Sous un ciel nuageux et pluvieux, des dizaines de personnes ont manifesté dans le centre de la capitale, selon un photographe, brandissant pancartes et banderoles hostiles à la classe dirigeante accusée de corruption, d'incompétence et d'inertie.
La journée du 17 octobre 2019 avait marqué au Liban le début d'un mouvement sans précédent à travers toutes les régions du pays, réclamant le départ de l'ensemble d'une classe politique inchangée depuis des décennies.
Mais les manifestations monstres se sont progressivement estompées sur fond d'une répression musclée, d'une crise économique sans précédent, aggravée par une pandémie et une explosion dévastatrice au port de Beyrouth l'an dernier.

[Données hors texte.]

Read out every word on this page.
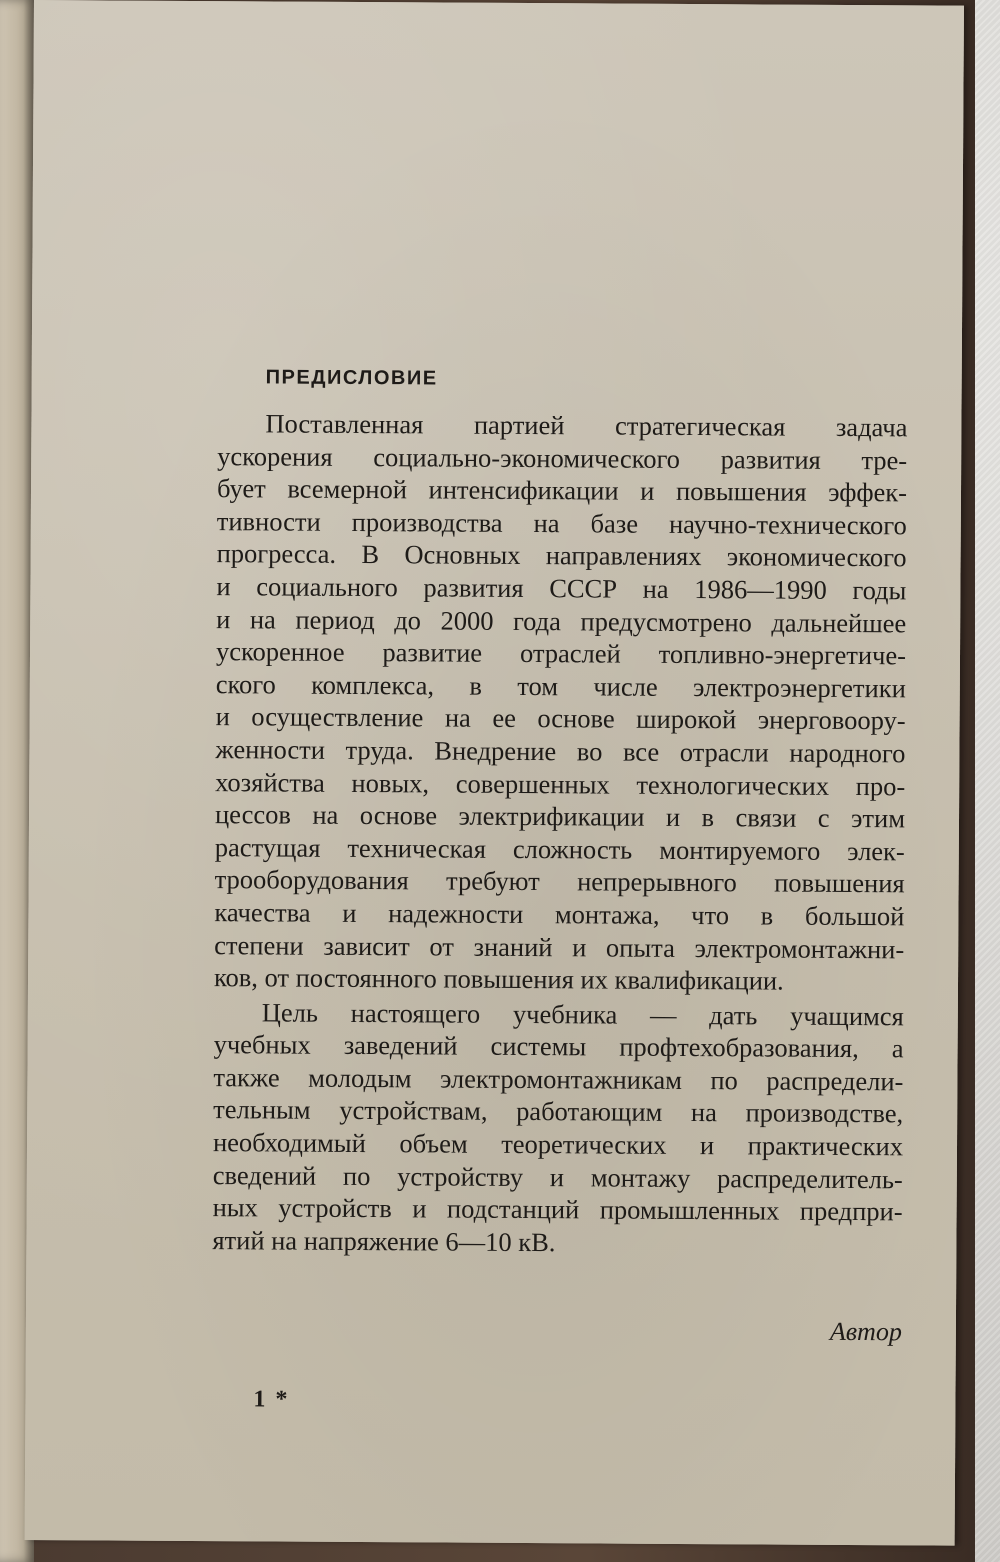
ПРЕДИСЛОВИЕ
Поставленная партией стратегическая задача
ускорения социально-экономического развития тре-
бует всемерной интенсификации и повышения эффек-
тивности производства на базе научно-технического
прогресса. В Основных направлениях экономического
и социального развития СССР на 1986—1990 годы
и на период до 2000 года предусмотрено дальнейшее
ускоренное развитие отраслей топливно-энергетиче-
ского комплекса, в том числе электроэнергетики
и осуществление на ее основе широкой энерговоору-
женности труда. Внедрение во все отрасли народного
хозяйства новых, совершенных технологических про-
цессов на основе электрификации и в связи с этим
растущая техническая сложность монтируемого элек-
трооборудования требуют непрерывного повышения
качества и надежности монтажа, что в большой
степени зависит от знаний и опыта электромонтажни-
ков, от постоянного повышения их квалификации.
Цель настоящего учебника — дать учащимся
учебных заведений системы профтехобразования, а
также молодым электромонтажникам по распредели-
тельным устройствам, работающим на производстве,
необходимый объем теоретических и практических
сведений по устройству и монтажу распределитель-
ных устройств и подстанций промышленных предпри-
ятий на напряжение 6—10 кВ.
Автор
1 *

« Si quelqu'un se demande pourquoi il n'y a pas beaucoup de manifestants, c'est parce que nous sommes privés d'essence, d'électricité et d'argent », a affirmé Rabih Zein, un manifestant de la première heure.
Depuis l'automne 2019, les Libanais sont soumis à des restrictions bancaires draconiennes qui empêchent les Libanais d'avoir librement accès à leur argent, tandis que la monnaie locale a perdu plus de 90% de sa valeur par rapport au dollar sur le marché noir.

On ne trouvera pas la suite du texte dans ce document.